It happens to even the best of us. We asked 10 prominent Canadian hunters to share the story of their most memorable missed shot—and what they learned from it
Brad Fenson is a well-known outdoor writer, podcaster and seminar presenter based in Ardrossan, Alberta.
“The miserable, wet weather prevented us from flying out from the main camp in the N.W.T.’s Mackenzie Mountains, but I was itching to start my dream hunt of a lifetime for Dall’s sheep. My guide suggested we could hunt the mountains behind camp, where several rams had wandered in and out of sight over the previous couple of weeks.
Two mountains later, after hiking in the rain for 10 hours, we crept up on a band of white rams. The biggest and oldest had a long, curving horn on his right side and a similar horn on the left, but with the tip broken off. My motto is “age before beauty,” and this looked to be an old ram, so I slithered forward on the wet moss and rocks to get into shooting position. I had waited for this moment since I was just a boy.

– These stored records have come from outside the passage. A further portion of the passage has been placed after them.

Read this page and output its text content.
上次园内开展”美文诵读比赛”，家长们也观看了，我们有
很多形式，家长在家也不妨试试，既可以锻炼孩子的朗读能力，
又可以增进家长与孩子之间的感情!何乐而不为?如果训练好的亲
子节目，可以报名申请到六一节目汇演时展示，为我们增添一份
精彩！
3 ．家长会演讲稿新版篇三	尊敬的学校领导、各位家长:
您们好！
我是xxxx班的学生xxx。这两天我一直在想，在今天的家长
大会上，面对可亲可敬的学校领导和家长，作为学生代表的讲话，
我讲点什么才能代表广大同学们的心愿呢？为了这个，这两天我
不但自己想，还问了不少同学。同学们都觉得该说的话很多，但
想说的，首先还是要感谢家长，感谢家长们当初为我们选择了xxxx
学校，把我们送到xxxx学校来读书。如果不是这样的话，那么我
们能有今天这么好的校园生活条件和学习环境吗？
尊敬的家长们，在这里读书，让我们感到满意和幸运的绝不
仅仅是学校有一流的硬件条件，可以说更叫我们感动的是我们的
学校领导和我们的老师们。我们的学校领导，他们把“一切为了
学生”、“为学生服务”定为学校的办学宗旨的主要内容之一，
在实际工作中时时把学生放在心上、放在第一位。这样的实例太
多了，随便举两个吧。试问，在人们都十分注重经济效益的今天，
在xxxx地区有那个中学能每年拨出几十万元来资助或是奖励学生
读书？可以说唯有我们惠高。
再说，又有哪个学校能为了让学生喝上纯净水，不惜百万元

Lying prone, I rested my muzzleloader on a rock and found the old ram in the scope. With years of dreams and preparation about to become a reality, I tightened up on the trigger. At the report of the smokepole, the rams just stood and watched for a second, then bolted for safer ground.
I was still trying to figure out what had happened when I noticed a sedge tussock smoldering in front of me. Lying so low to the ground, I could see the sheep in my scope, but the barrel and my bullet were in line with the clump of grass. As a result, the bullet never reached its intended target. I was speechless and broken-hearted.
My misfortune that day was rewarded three days later when I harvested a great ram, with two intact horns beyond full curl, fulfilling my lifelong dream. Everything happens for a reason, I guess.”